Dans Mi Bestia, la réalisatrice colombienne Camila Beltran entremêle d’une caméra inspirée les rapports hommes-femmes, croyances et superstitions, réel et fantastique

Période charnière de la vie, l’adolescence inspire souvent les cinéastes, fictions ou documentaires. Nombreux aussi les films dans lesquels un humain se transforme en animal, dont le fameux Cat People (La Féline 1942) de Jacques Tourneur et ces derniers mois, on pense, bien sûr, au très réussi Le Règne animal de Thomas Cailley. Avec Mi Bestia, son premier long métrage, la réalisatrice colombienne, Camila Beltran, remarquée pour son travail de vidéaste et pour ses films expérimentaux, associe ces deux thématiques. Rien d’étonnant finalement, l’adolescence n’est-elle pas une transformation !
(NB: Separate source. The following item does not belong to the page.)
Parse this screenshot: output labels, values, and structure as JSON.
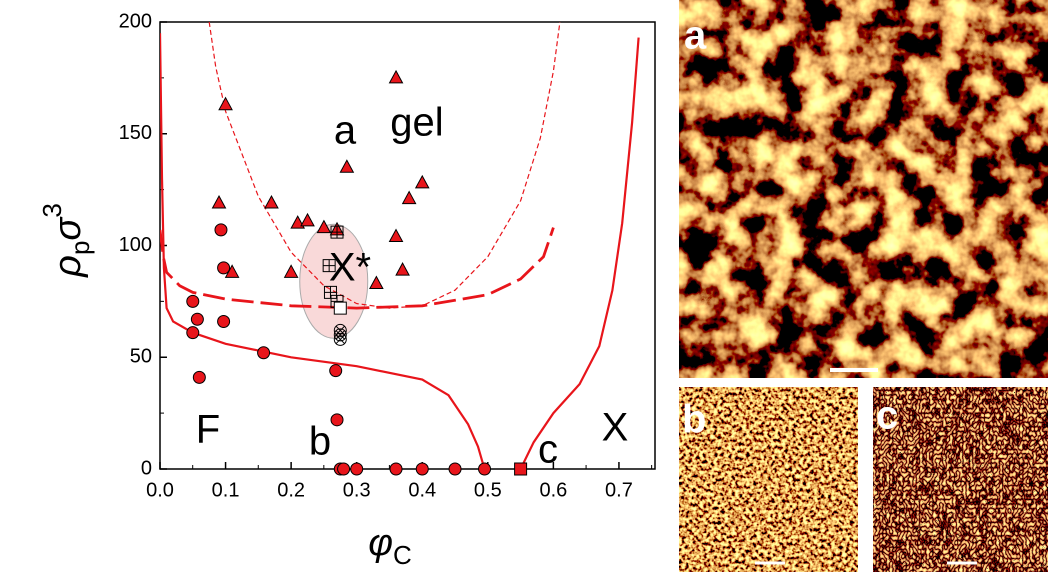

Bogota, 1996. On fait la connaissance de Mila (Stella Martínez), que la caméra portée ne quitte guère, au milieu d’autres jeunes filles et de religieuses dans son école catholique. La sœur principale fait un discours enflammé sur la venue du diable, la Lunada, l’éclipse de Lune qui s’annonce. Ce n’est pas la seule à avertir du danger. À la télé, les mises en garde, les informations sur des fillettes qui disparaissent s’accumulent… dans un pays catholique où existe une grande peur des figures associées au diable. 

Mila, un peu introvertie, taiseuse, le visage souvent triste, vit avec sa mère, Eva (Marcela Mar) et avec Dora, (Mallely Aleyda Murillo Riva) l’employée de maison chargée de la garder quand la mère rentre tard du travail. C’est avec elle qu’elle échange un peu, sur le garçon qui la regarde à la sortie de l’école et qui lui plait bien, Miguel Ángel (Felipe Ramírez) et sur ses pensées. Quant à Dora, elle lui confie la raison du départ de son village, un viol. 

Les regards de l’ami de sa mère, David (Héctor Sánchez) chargé de la surveiller et lui répétant sans cesse que Bogota est dangereux pour les filles et les femmes mettent Mila mal à l’aise. Pour lui échapper, elle déambule dans les rues, casque sur les oreilles, ou se réfugie  dans la forêt, dense et sombre, une zone dite sauvage qui entoure la ville, interdite aux filles mais qui met à l’abri des regards. Des séquences d’errance où l’on partage les craintes, les interrogations de la petite fille qui devient femme. 

« Sur ces scènes, on est en lumière naturelle à 100 %, sans sources. C’est une sorte de jungle un peu sale, avec une couche de crasse sur les feuilles, presque poussiéreuse à l’image », explique le directeur de la photo, Sylvain Verdet qui précise aussi que la caméra portée, très près du personnage et l’utilisation presque exclusive de focales moyennes ou courtes leur a été inspirée par Répulsion de Polanski. Effectivement la caméra suit au plus près la fillette qui se transforme au fur et à mesure que s’approche la nuit fatidique.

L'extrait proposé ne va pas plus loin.